Do you like cash and easy ATM access? Do you make regular deposits in person? Do you want to keep things simple and under one roof?
If you like the simplicity of dealing with one bank and enjoy having physical banks and ATMs everywhere, you would probably be happy at Chase, Citi, Bank of America, US Bank, Wells Fargo, or one of the other big box banks.
These banks are not known for customer service or low costs, but they are everywhere and have every service you might need.
Is Banking In One Place A Good Idea?
I have tried different combinations of accounts in my life. My credit card, brokerage, checking, and savings have all been at various places before. And sometimes, everything was in one place. I found some significant benefits to both scenarios.
The Benefits of Banking In One Place
The biggest benefit of having everything in one place is the time savings. Assuming you use a site like Mint or Adaptu, you are already tracking everything in one place. Even if you take advantage of one of those free services, there are other time savers to having things in one place.
For starters, you only need one customer service contact for various issues. Are you changing your address? One form. Need online bank statements? One website, often one statement. Need to pay your credit card and other bills? One bill pay site to visit.
You can also transfer money instantly between accounts, which is helpful if you need to move money around quickly. Moving between banks can take up to three days with the ACH system.
Keeping everything under one roof can also save you money. Many banks offer special deals to customers with multiple accounts. There’s no need to worry about inactivity fees at one bank while your main account is elsewhere. And, you are less likely to miss a credit card payment if it is at the bank website you use every day.
Banks are also more likely to waive fees for good customers. For example, I once had to send a bank wire from my checking account. A wire fee was $20, but they waived it (without my asking) because I have had a good relationship with the company.
The Benefits of Banking In Multiple Places
While it is nice to have instant transfers and keep everything in one place, it is not always a good idea to keep everything together, primarily because you won’t have as much control of your accounts.
As a banker, I once had a customer that screwed up badly. She didn’t make payments on her debt for months, answer our calls, answer her mail, or reach out to us. She owed a few thousand dollars, and the bank didn’t want to have to write it all off. It’s likely she didn’t notice that we had the right to take money from her checking or savings account to pay the delinquent bills that she owed us according to her loan agreement, which the bank eventually did.
Do not have your direct deposit going into a bank account at a bank to which you owe money. If you are not paying off your debt and get a direct deposit, the bank can (and likely will) garnish your paycheck to pay off the outstanding debt, even without asking first. There may be terms in your loan agreement that allow the bank to do that.
Easier to Remedy Issues
If you experience bad customer service from your credit card company, it is easy enough to move your account.

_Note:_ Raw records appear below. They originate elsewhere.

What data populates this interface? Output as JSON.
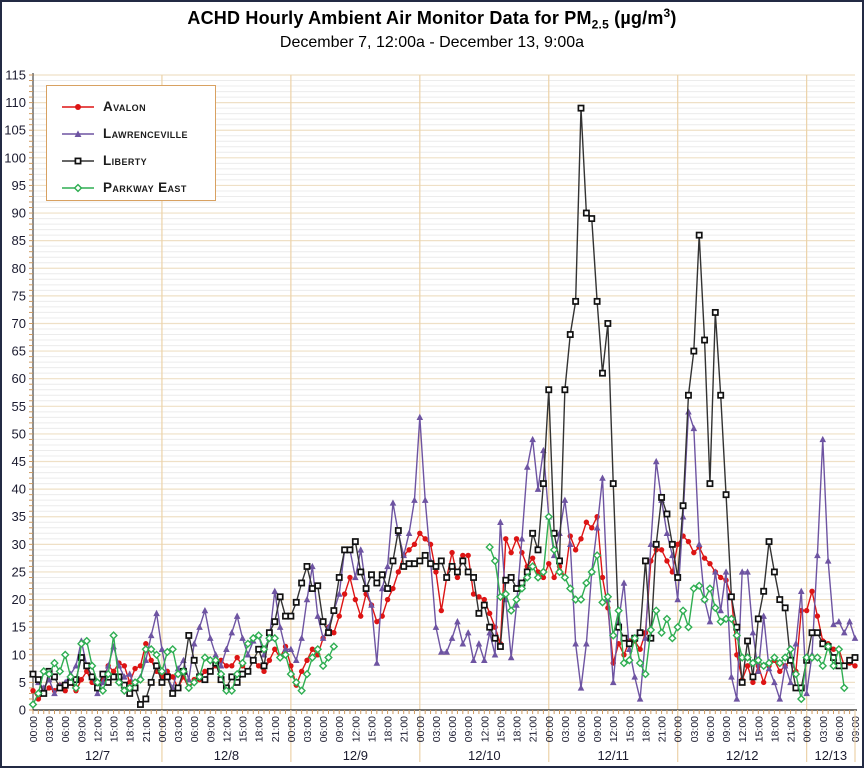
{
  "header": {
    "title_prefix": "ACHD Hourly Ambient Air Monitor Data for PM",
    "title_sub": "2.5",
    "title_mid": " (µg/m",
    "title_sup": "3",
    "title_end": ")",
    "subtitle": "December 7, 12:00a - December 13, 9:00a"
  },
  "chart_data": {
    "type": "line",
    "title": "ACHD Hourly Ambient Air Monitor Data for PM2.5 (µg/m³)",
    "subtitle": "December 7, 12:00a - December 13, 9:00a",
    "x_unit": "hour",
    "x_start": "12/7 00:00",
    "x_end": "12/13 09:00",
    "hours_total": 154,
    "ylim": [
      0,
      115
    ],
    "y_tick_step": 5,
    "y_minor_step": 1,
    "x_tick_label_every_hours": 3,
    "time_labels": [
      "00:00",
      "03:00",
      "06:00",
      "09:00",
      "12:00",
      "15:00",
      "18:00",
      "21:00"
    ],
    "days": [
      {
        "label": "12/7",
        "hours": 24
      },
      {
        "label": "12/8",
        "hours": 24
      },
      {
        "label": "12/9",
        "hours": 24
      },
      {
        "label": "12/10",
        "hours": 24
      },
      {
        "label": "12/11",
        "hours": 24
      },
      {
        "label": "12/12",
        "hours": 24
      },
      {
        "label": "12/13",
        "hours": 10
      }
    ],
    "grid": {
      "minor_color": "#ececec",
      "major_color": "#efe0c6",
      "day_line_color": "#ecd2a8",
      "tick_color": "#cf9a5e",
      "axis_color": "#222222",
      "label_color": "#1b1b2f"
    },
    "legend_position": "top-left",
    "series": [
      {
        "name": "Avalon",
        "color": "#dd1414",
        "marker": "circle",
        "marker_fill": "solid",
        "values": [
          3.5,
          2,
          3,
          4,
          3.5,
          4.5,
          3.5,
          5,
          3.5,
          5.5,
          7,
          5,
          4,
          5.5,
          8,
          7,
          8.5,
          8,
          5,
          7.5,
          8,
          12,
          9,
          7,
          6,
          7,
          6,
          4,
          6,
          4,
          5.5,
          5.5,
          7,
          7,
          8,
          9,
          8,
          8,
          9.5,
          8,
          7,
          9,
          8,
          7,
          9,
          11,
          9.5,
          11.5,
          8,
          4.5,
          7,
          9,
          11,
          10,
          13,
          15,
          14,
          17,
          21,
          24,
          20,
          17,
          21,
          19,
          16,
          17,
          20,
          22,
          25,
          28,
          29,
          30,
          32,
          31,
          30,
          25,
          18,
          24,
          28.5,
          24,
          28,
          28,
          21,
          20.5,
          20,
          17.5,
          15,
          12,
          31,
          28.5,
          31,
          28.5,
          26,
          27.5,
          25,
          24,
          26.5,
          24,
          26,
          24,
          31.5,
          29,
          31,
          34,
          33,
          35,
          24,
          18.5,
          8.5,
          12,
          10,
          12.5,
          12.5,
          11,
          14,
          27,
          29,
          29,
          27,
          25,
          30,
          31.5,
          30.5,
          28.5,
          29.5,
          27.5,
          26.5,
          25,
          24,
          23.5,
          20.5,
          10,
          5.5,
          8,
          5,
          8,
          5,
          8,
          9,
          7,
          8,
          9,
          7,
          18,
          18,
          21.5,
          17,
          12.5,
          12,
          11,
          11,
          8,
          8.5,
          8
        ]
      },
      {
        "name": "Lawrenceville",
        "color": "#6e54a2",
        "marker": "triangle",
        "marker_fill": "solid",
        "values": [
          6.5,
          5,
          4,
          5.5,
          3,
          4.5,
          5,
          6.5,
          8,
          12.5,
          8,
          6,
          3,
          5,
          8,
          11.5,
          8,
          6,
          6.5,
          4,
          6,
          9,
          13.5,
          17.5,
          11,
          6,
          4,
          7.5,
          9,
          5.5,
          12,
          15,
          18,
          13,
          10,
          8,
          11,
          14,
          17,
          13,
          10,
          12.5,
          13.5,
          10,
          13,
          21.5,
          15,
          11,
          11,
          9,
          13,
          20,
          26,
          17,
          13,
          15,
          18,
          21,
          29,
          29,
          24,
          29,
          22,
          19,
          8.5,
          22,
          26,
          37.5,
          32,
          28,
          32,
          38,
          53,
          38,
          27,
          15,
          10.5,
          10.5,
          13,
          16,
          12,
          14,
          9,
          12,
          9,
          14,
          10,
          34,
          20,
          9.5,
          19,
          31,
          44,
          49,
          40,
          47,
          35,
          28,
          32,
          38,
          30,
          12,
          4,
          12,
          25,
          33,
          42,
          20,
          5,
          16,
          23,
          11,
          6,
          2,
          13,
          30,
          45,
          38,
          32,
          28,
          20,
          35,
          54,
          51,
          30,
          20,
          16,
          25,
          18,
          25,
          6,
          2,
          25,
          25,
          14,
          7,
          17,
          7.5,
          5,
          2,
          8,
          5,
          12,
          21.5,
          3,
          10,
          28,
          49,
          27,
          15.5,
          16,
          14,
          16,
          13
        ]
      },
      {
        "name": "Liberty",
        "color": "#333333",
        "marker": "square",
        "marker_fill": "open",
        "values": [
          6.5,
          5.5,
          3,
          7,
          6,
          4,
          4.5,
          5,
          5.5,
          9.5,
          8,
          6,
          4,
          6.5,
          5,
          6,
          6,
          4.5,
          3,
          4,
          1,
          2,
          5,
          8,
          5,
          6,
          3,
          4,
          7,
          13.5,
          9,
          6,
          5.5,
          7,
          8.5,
          5.5,
          4,
          6,
          5,
          6.5,
          7,
          9,
          11,
          8,
          14,
          16,
          20.5,
          17,
          17,
          19.5,
          23,
          26,
          22,
          22.5,
          16,
          14,
          18,
          24,
          29,
          29,
          30.5,
          25,
          22,
          24.5,
          23,
          24.5,
          22,
          27,
          32.5,
          26,
          26.5,
          26.5,
          27,
          28,
          26.5,
          26,
          27,
          24,
          26,
          25,
          27,
          25,
          24,
          17.5,
          19,
          15,
          13,
          11.5,
          23.5,
          24,
          22,
          23,
          25,
          32,
          29,
          41,
          58,
          32,
          27,
          58,
          68,
          74,
          109,
          90,
          89,
          74,
          61,
          70,
          41,
          15,
          13,
          12,
          13,
          14,
          27,
          13,
          30,
          38.5,
          35.5,
          30,
          24,
          37,
          57,
          65,
          86,
          67,
          41,
          72,
          57,
          39,
          20.5,
          15,
          5,
          12.5,
          6,
          16.5,
          21.5,
          30.5,
          25,
          20,
          18.5,
          9,
          4,
          4,
          9,
          14,
          14,
          12,
          11.5,
          9.5,
          8,
          8,
          9,
          9.5
        ]
      },
      {
        "name": "Parkway East",
        "color": "#2fae52",
        "marker": "diamond",
        "marker_fill": "open",
        "values": [
          1,
          3,
          7,
          6.5,
          8.5,
          7,
          10,
          6,
          4,
          12,
          12.5,
          8,
          5,
          3.5,
          6.5,
          13.5,
          5,
          3.5,
          4,
          5,
          5.5,
          11,
          11,
          10,
          7,
          10.5,
          11,
          6.5,
          7,
          4,
          5,
          6,
          9.5,
          9,
          9,
          6.5,
          3.5,
          3.5,
          6.5,
          8.5,
          12,
          13,
          13.5,
          11,
          13,
          13,
          9.5,
          10,
          6.5,
          5,
          3.5,
          6.5,
          9.5,
          11,
          8,
          9.5,
          11.5,
          null,
          null,
          null,
          null,
          null,
          null,
          null,
          null,
          null,
          null,
          null,
          null,
          null,
          null,
          null,
          null,
          null,
          null,
          null,
          null,
          null,
          null,
          null,
          null,
          null,
          null,
          null,
          null,
          29.5,
          27,
          20.5,
          21,
          18,
          20,
          22,
          24,
          26,
          24,
          25,
          35,
          29,
          25,
          24,
          22,
          20,
          20,
          23,
          25,
          28,
          19.5,
          20.5,
          13.5,
          18,
          8.5,
          9,
          13,
          8.5,
          6.5,
          14.5,
          18,
          14,
          16.5,
          13,
          15,
          18,
          15,
          22,
          22.5,
          20,
          22,
          18.5,
          16,
          16.5,
          16.5,
          13.5,
          9.5,
          9.5,
          8.5,
          9,
          8,
          8.5,
          9.5,
          8.5,
          9.5,
          11,
          6.5,
          2,
          9.5,
          9.5,
          9.5,
          8,
          11.5,
          8,
          11,
          4,
          null,
          null
        ]
      }
    ]
  }
}
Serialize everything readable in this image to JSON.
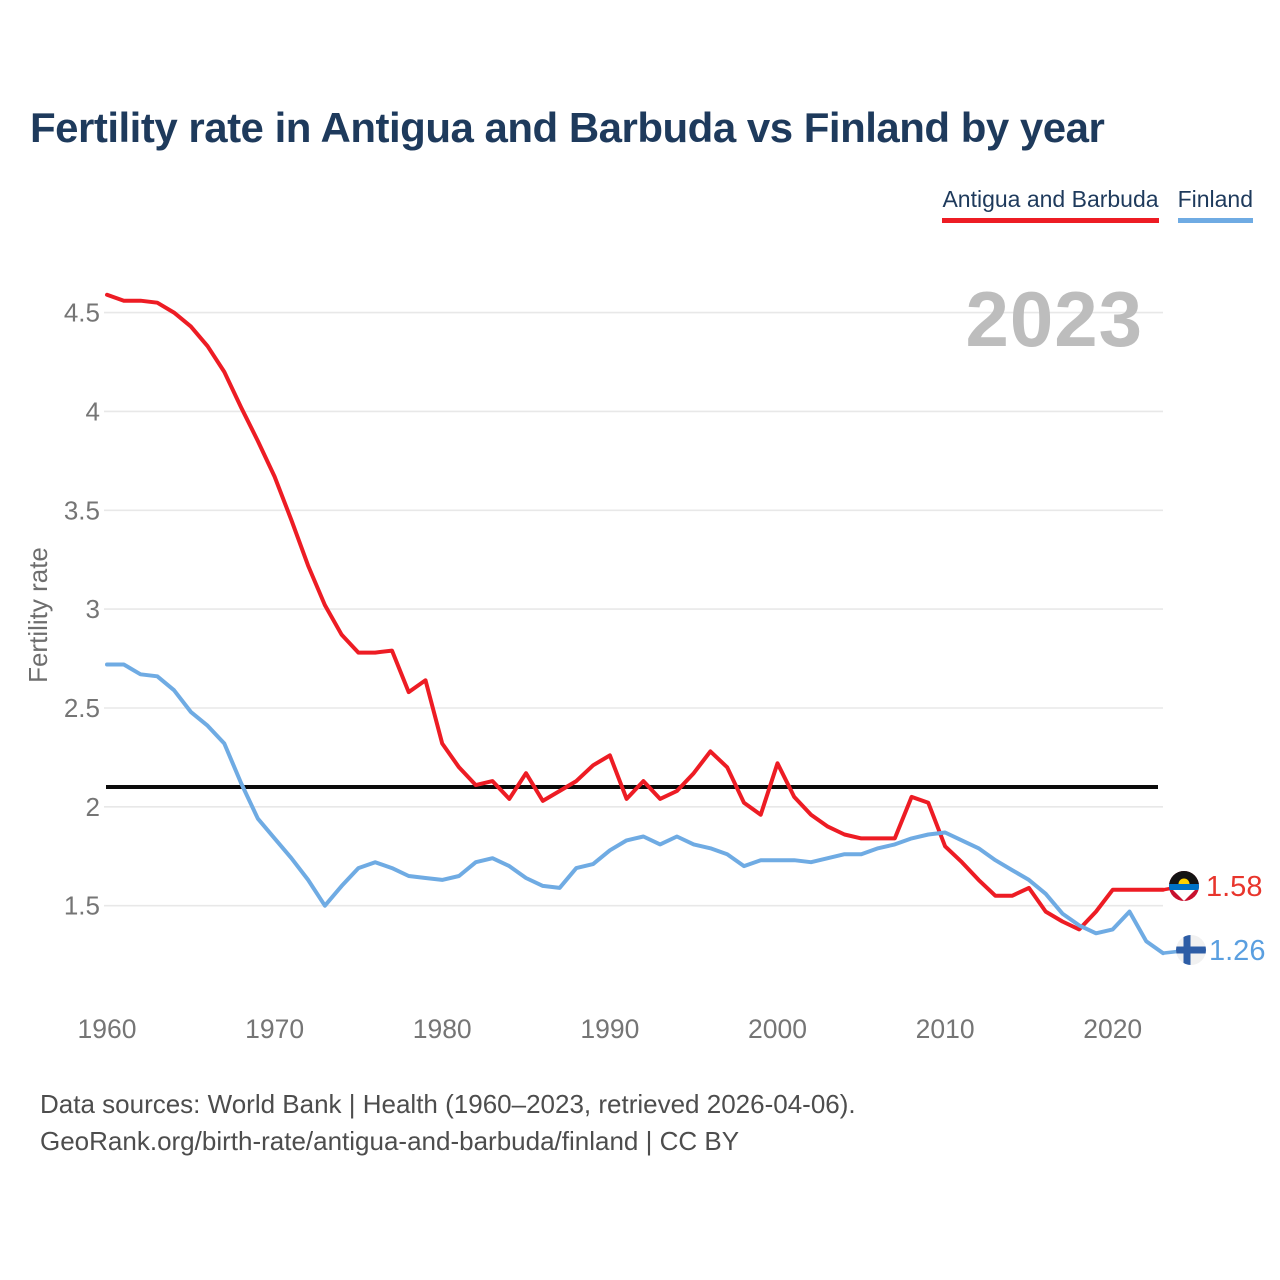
{
  "title": "Fertility rate in Antigua and Barbuda vs Finland by year",
  "legend": {
    "items": [
      {
        "label": "Antigua and Barbuda",
        "color": "#ed1c24"
      },
      {
        "label": "Finland",
        "color": "#6fabe3"
      }
    ]
  },
  "watermark": "2023",
  "footer": {
    "line1": "Data sources: World Bank | Health (1960–2023, retrieved 2026-04-06).",
    "line2": "GeoRank.org/birth-rate/antigua-and-barbuda/finland | CC BY"
  },
  "chart_data": {
    "type": "line",
    "title": "Fertility rate in Antigua and Barbuda vs Finland by year",
    "xlabel": "",
    "ylabel": "Fertility rate",
    "x_start": 1960,
    "x_end": 2023,
    "x_step": 1,
    "x_ticks": [
      1960,
      1970,
      1980,
      1990,
      2000,
      2010,
      2020
    ],
    "y_ticks": [
      {
        "value": 4.5,
        "label": "4.5"
      },
      {
        "value": 4.0,
        "label": "4"
      },
      {
        "value": 3.5,
        "label": "3.5"
      },
      {
        "value": 3.0,
        "label": "3"
      },
      {
        "value": 2.5,
        "label": "2.5"
      },
      {
        "value": 2.0,
        "label": "2"
      },
      {
        "value": 1.5,
        "label": "1.5"
      }
    ],
    "ylim": [
      1.15,
      4.72
    ],
    "grid": true,
    "legend_position": "top-right",
    "refline": {
      "value": 2.1,
      "color": "#0b0b0b"
    },
    "series": [
      {
        "name": "Antigua and Barbuda",
        "color": "#ed1c24",
        "end_label": "1.58",
        "end_label_color": "#e8352c",
        "flag_icon": "antigua-and-barbuda-flag-icon",
        "values": [
          4.59,
          4.56,
          4.56,
          4.55,
          4.5,
          4.43,
          4.33,
          4.2,
          4.02,
          3.85,
          3.67,
          3.45,
          3.22,
          3.02,
          2.87,
          2.78,
          2.78,
          2.79,
          2.58,
          2.64,
          2.32,
          2.2,
          2.11,
          2.13,
          2.04,
          2.17,
          2.03,
          2.08,
          2.13,
          2.21,
          2.26,
          2.04,
          2.13,
          2.04,
          2.08,
          2.17,
          2.28,
          2.2,
          2.02,
          1.96,
          2.22,
          2.05,
          1.96,
          1.9,
          1.86,
          1.84,
          1.84,
          1.84,
          2.05,
          2.02,
          1.8,
          1.72,
          1.63,
          1.55,
          1.55,
          1.59,
          1.47,
          1.42,
          1.38,
          1.47,
          1.58,
          1.58,
          1.58,
          1.58
        ]
      },
      {
        "name": "Finland",
        "color": "#6fabe3",
        "end_label": "1.26",
        "end_label_color": "#5a9fe0",
        "flag_icon": "finland-flag-icon",
        "values": [
          2.72,
          2.72,
          2.67,
          2.66,
          2.59,
          2.48,
          2.41,
          2.32,
          2.12,
          1.94,
          1.84,
          1.74,
          1.63,
          1.5,
          1.6,
          1.69,
          1.72,
          1.69,
          1.65,
          1.64,
          1.63,
          1.65,
          1.72,
          1.74,
          1.7,
          1.64,
          1.6,
          1.59,
          1.69,
          1.71,
          1.78,
          1.83,
          1.85,
          1.81,
          1.85,
          1.81,
          1.79,
          1.76,
          1.7,
          1.73,
          1.73,
          1.73,
          1.72,
          1.74,
          1.76,
          1.76,
          1.79,
          1.81,
          1.84,
          1.86,
          1.87,
          1.83,
          1.79,
          1.73,
          1.68,
          1.63,
          1.56,
          1.46,
          1.4,
          1.36,
          1.38,
          1.47,
          1.32,
          1.26
        ]
      }
    ],
    "colors": {
      "title": "#1e3a5c",
      "tick_label": "#757575",
      "axis_title": "#6e6e6e",
      "gridline": "#e8e8e8",
      "watermark": "#bdbdbd",
      "background": "#ffffff"
    }
  }
}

If you have a poor experience at your bank and only have one account there, it’s not that big of a deal.
But if everything is at one bank, you are stuck. You don’t have any recourse if you have bad service or an irreconcilable problem. You can always try a manager or try for a ‘good customer’ refund or discount, but you can’t really control anything.
The Final Word on Banking
Banks seek to build customer relationships and cover all of the customer’s banking needs, including checking and savings accounts, credit cards, and loans.
If you’re looking for a bank, carefully consider your financial situation, habits, and goals to determine which one may be right for you.